Parking changes continue at Humber North campus
By Mamta Lulla and Meagan Malloch
The pay on exit method of parking is the latest revision taking place this semester around parking at Humber’s North campus.
The changes in the parking services are taking place due to gridlock and congestion in the lots, particularly in the morning when large numbers of people enter the campus at once, according to the college’s new public safety director, Pervez Ditta.
Ditta told Humber News the demand for parking spaces has grown with an increase in student population.
The number of students requesting to park is about 4400, with only 3300 parking spaces available.
Watch Ditta talk to Humber News about utilizing the limited parking spaces.
The pay on exit system takes effect in lots 4, 5, 6 and 8, while lots 2, 6A and 10 are still with the older system of advance pay and display.
Five stations have been installed around campus for students to pay when they are finished classes and are leaving Humber property.
Two stations are located near Tim Hortons in the E building; one is located in Guelph-Humber and two others are located outside at the parking kiosk.

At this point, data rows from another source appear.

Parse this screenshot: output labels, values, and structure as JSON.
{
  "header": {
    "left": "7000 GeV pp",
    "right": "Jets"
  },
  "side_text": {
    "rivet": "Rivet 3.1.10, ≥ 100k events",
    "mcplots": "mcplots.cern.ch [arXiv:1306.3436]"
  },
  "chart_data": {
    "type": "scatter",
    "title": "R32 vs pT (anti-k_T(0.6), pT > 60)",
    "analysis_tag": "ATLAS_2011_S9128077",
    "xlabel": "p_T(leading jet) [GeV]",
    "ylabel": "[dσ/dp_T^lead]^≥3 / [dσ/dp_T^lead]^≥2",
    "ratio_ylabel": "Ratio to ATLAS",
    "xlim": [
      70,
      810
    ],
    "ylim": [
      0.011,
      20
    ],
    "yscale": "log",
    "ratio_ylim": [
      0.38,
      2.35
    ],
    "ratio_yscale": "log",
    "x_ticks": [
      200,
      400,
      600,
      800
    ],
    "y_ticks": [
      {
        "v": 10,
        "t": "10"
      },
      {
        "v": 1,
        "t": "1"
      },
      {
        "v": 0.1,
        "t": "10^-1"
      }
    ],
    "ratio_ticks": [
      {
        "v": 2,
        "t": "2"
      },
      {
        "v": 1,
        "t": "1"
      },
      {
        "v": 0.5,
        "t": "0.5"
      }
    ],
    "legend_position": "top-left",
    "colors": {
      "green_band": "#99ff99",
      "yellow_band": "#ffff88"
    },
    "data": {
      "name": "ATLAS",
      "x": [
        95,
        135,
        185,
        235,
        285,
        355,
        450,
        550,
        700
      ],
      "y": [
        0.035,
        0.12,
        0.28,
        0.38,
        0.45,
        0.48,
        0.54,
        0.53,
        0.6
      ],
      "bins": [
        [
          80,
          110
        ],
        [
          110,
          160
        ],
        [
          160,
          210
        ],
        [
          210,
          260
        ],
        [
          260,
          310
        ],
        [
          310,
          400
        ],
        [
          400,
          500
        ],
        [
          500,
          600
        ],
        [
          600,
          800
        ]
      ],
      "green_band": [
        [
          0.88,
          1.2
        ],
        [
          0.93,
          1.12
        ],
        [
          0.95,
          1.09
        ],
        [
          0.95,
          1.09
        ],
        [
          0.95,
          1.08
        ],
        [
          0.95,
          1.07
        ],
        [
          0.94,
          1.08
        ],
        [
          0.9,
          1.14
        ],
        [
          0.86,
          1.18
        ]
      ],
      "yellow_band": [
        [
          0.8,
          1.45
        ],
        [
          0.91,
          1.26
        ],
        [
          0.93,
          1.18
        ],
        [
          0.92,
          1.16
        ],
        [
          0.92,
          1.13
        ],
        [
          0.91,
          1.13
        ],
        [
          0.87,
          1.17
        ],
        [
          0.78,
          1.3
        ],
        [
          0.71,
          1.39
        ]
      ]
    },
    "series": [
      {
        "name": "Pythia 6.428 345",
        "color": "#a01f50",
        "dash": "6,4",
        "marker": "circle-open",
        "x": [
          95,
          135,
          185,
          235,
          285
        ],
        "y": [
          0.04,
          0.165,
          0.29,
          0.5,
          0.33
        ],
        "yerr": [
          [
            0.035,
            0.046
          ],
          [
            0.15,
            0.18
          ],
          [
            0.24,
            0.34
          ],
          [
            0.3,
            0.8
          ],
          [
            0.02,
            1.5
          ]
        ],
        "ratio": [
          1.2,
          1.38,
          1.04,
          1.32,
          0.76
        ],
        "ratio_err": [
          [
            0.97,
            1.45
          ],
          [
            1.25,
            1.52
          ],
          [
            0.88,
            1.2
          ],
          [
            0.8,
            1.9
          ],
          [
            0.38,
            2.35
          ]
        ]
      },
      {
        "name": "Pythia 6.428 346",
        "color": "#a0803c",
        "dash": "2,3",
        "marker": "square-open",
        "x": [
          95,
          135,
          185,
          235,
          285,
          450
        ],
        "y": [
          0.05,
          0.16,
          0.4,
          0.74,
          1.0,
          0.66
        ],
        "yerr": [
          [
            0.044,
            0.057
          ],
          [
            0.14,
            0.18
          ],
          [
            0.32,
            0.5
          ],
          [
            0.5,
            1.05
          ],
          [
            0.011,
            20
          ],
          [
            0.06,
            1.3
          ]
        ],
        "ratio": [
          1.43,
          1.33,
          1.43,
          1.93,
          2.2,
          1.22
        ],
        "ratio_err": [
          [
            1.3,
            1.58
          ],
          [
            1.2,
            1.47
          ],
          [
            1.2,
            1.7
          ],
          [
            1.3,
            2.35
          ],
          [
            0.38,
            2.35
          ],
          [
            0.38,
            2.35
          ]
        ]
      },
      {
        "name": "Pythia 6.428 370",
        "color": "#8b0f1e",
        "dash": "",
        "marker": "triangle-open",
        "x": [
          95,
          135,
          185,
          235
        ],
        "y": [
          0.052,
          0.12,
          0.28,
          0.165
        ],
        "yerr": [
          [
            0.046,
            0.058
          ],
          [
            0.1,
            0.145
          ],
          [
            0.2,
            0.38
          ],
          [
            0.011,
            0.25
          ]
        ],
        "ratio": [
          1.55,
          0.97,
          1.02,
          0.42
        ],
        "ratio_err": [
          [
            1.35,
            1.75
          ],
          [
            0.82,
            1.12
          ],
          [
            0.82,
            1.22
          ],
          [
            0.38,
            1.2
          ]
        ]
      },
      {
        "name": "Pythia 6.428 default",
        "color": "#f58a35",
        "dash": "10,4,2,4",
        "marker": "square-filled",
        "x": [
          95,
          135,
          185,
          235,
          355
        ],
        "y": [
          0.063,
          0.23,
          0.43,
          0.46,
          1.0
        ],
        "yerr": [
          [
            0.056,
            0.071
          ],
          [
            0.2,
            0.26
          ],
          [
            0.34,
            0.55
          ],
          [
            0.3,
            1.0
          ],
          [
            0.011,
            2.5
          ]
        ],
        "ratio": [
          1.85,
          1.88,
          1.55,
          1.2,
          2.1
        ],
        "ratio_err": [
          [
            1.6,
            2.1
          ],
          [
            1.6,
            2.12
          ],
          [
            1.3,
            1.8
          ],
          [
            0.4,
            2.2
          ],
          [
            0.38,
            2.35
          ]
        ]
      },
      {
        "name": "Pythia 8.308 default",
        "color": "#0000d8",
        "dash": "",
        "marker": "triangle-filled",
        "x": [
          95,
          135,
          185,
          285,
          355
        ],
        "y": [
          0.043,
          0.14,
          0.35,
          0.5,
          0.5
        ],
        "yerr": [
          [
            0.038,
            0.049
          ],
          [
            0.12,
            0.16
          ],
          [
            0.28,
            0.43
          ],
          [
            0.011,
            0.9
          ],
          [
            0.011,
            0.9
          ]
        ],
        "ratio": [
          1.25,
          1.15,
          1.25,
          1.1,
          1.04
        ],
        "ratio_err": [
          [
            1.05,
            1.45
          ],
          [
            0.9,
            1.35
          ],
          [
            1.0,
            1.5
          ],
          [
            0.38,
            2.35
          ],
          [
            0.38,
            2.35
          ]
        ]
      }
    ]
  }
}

This is another step as part of Humber’s parking expansion that concludes in 2015.
Watch Ditta explain Humber’s long-term parking plans.
But some students are still getting used to changes that were previously put into effect over the summer.
Alyssa Kulibanoa who frequently parks at Humber said, “It’s my first time trying (the new station) but I think they should give better directions at the entrance. They told me I could pay here but I can’t.”
Yvonne Torres, another Humber student said, “I believe it’s stupid because now students can’t go out for break without having to pay for parking again because apparently you can only use the ticket once to enter. You can’t enter again.”
Ditta said security is trying to motivate students to use public transit to come to Humber. Already 80 to 85 per cent of students are using public transit and security wants to get this number up to 90 per cent in the next five years.